Two of the market's most popular income ETFs compared side-by-side. See which one fits your yield strategy.
What this means: Both O and STAG fall intoTier 3: Specialty. This suggests they share a similar risk profile and volatility expectation.
| Metric | O | STAG |
|---|---|---|
| Total Return (1Y) | 13.35% | 7.29% |
| NAV Change (1Y) | 8.35% | 3.53% |
| Max Drawdown | -15.41% | -23.71% |
| Beta | - | - |
* Returns include dividend reinvestment. Drawdown calculates peak-to-trough decline over trailing 12 months.
O and STAG Industrial are a relatively rare pairing: two REITs at the same DivAgent tier (Tier 3/Sector Specialties/Medium) that both pay monthly dividends. The comparison is less about which to buy and more about what differentiated exposure each provides — net-lease retail real estate versus industrial/warehouse logistics. Understanding the underlying property thesis is the key to allocating between them.
Realty Income's portfolio of 1,500+ properties centers on triple-net-lease retail: pharmacies (Walgreens, CVS), dollar stores (Dollar General, Dollar Tree), convenience stores (7-Eleven), and quick-service restaurants. These tenants are generally resilient to e-commerce disruption — you can't get a flu shot delivered to your door. STAG's ~600 properties are predominantly industrial: distribution centers, light manufacturing facilities, and warehouses used by logistics operators and e-commerce fulfillment networks. The two property types have structurally different demand drivers.

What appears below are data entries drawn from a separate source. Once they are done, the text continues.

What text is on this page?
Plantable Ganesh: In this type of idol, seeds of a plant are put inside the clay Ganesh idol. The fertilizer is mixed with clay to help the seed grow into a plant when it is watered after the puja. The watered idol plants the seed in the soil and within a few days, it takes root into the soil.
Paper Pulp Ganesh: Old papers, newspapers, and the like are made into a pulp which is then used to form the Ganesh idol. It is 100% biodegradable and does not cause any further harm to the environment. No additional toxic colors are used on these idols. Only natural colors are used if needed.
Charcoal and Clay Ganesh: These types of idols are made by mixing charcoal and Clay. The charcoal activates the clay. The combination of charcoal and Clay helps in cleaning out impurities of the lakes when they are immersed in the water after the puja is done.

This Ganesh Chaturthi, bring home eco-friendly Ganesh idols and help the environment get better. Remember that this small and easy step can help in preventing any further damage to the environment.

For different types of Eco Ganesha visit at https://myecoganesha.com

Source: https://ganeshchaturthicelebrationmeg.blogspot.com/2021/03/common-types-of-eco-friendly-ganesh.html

Realty Income is one of the largest REITs in the world by market capitalization, with investment-grade tenants representing the majority of its rent roll and an S&P credit rating of A-. Its 27+ year dividend growth streak through multiple recessions is a rare durability signal. STAG is a mid-cap REIT with a shorter history (IPO 2011) and a more diverse industrial tenant base that includes a higher proportion of smaller operators. O's dividend safety case is substantially stronger.
O currently yields approximately 4.8% at $67.56 per share — a full percentage point above STAG's 3.8% yield at $39.73. That yield gap reflects O's larger scale, stronger tenant credit, and more defensive property type. STAG investors accepting a lower current yield are implicitly betting on industrial real estate appreciation and rent growth driven by e-commerce logistics demand — a reasonable thesis, but one that carries more cyclical risk than O's necessity-retail focus.